Note that if the Ruby interpreter is not compiled with MMTk support
(controlled by `./configure --with-mmtk-ruby`), the `GC::MMTk` module will
not exist. Use `defined? GC::MMTk` to check.
- `GC::MMTk.harness_begin`: Call this before the interested part of a
benchmark to start collecting statistic data.
- `GC::MMTk.harness_end`: Call this before the interested part of a
benchmark to stop collecting statistic data, and print the statistic data
collected.
If you are running benchmarks, you should run the test case multiple times for
warming up, and measure the last iteration. Call `harness_begin` and
`harness_end` before and after the last iteration. The statistic data will be
printed to stderr.
## Test
### Bootstrap tests
When running `make btest`, use `RUN_OPTS` to pass additional parameters to the
`miniruby` program to enable MMTk.
```bash
make btest RUN_OPTS="--mmtk-plan=MarkSweep"
make btest RUN_OPTS="--mmtk-plan=Immix"
make btest RUN_OPTS="--mmtk-plan=StickyImmix"
```
### All tests
We excluded some tests when testing against MMTk. Those test cases are listed
in `test/.excludes-mmtk` in the [`mmtk/ruby`](https://github.com/mmtk/ruby.git)
repository.
- Test cases that involve YJIT are excluded because we have not started
working on YJIT support, yet.
- Some tests involve implementation details of CRuby's default GC, such as
compaction and memsize. Those test cases are excluded, too.

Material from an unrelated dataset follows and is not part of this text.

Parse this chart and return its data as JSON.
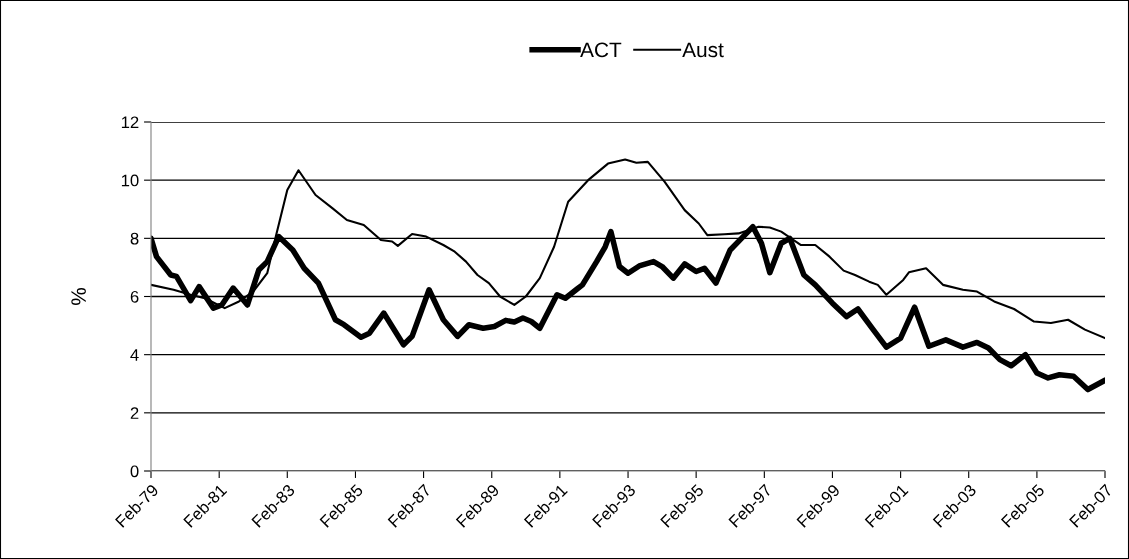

- Other excluded tests involve things that are not yet implemented properly in
the MMTk binding.
To run the tests, run the following command.
```bash
make test-all RUN_OPTS="--mmtk-plan=StickyImmix" TESTOPTS="-v --excludes-dir=../test/.excludes-mmtk"
```
That assumes you are in the `build-debug` or `build-release` directory. Adjust
the path `../test/.excludes-mmtk` if you run it in a different directory.
## Current status
Known working:
- Supports MarkSweep, Immix and StickyImmix GC algorithms
- Most test cases in `make btest`
- Most test cases in `make test-all`
- Liquid benchmark (https://github.com/Shopify/liquid/blob/master/performance/benchmark.rb)
Known issues:
- `make test-rubyspec` is currently failing; need to find a way to exclude GC-specific specifications.
- GC implementation-specific modules (e.g. `ObjectSpace`, `GC`, `WeakRef`) and anything that relies on them (e.g. `Coverage`) are not supported. For now, there are no plans to implement these as many of the APIs are irrelevant (e.g. `GC.stat`); however some may be fixed in the future (e.g. `ObjectSpace.each_object`)
- MJIT is not supported.
## TODO
- Performance tuning
## Licensing
This work is dual-licensed under the MIT and Apache licenses, to be compatible with the MMTk-Core project. See the license notices in the root of this repository for further details.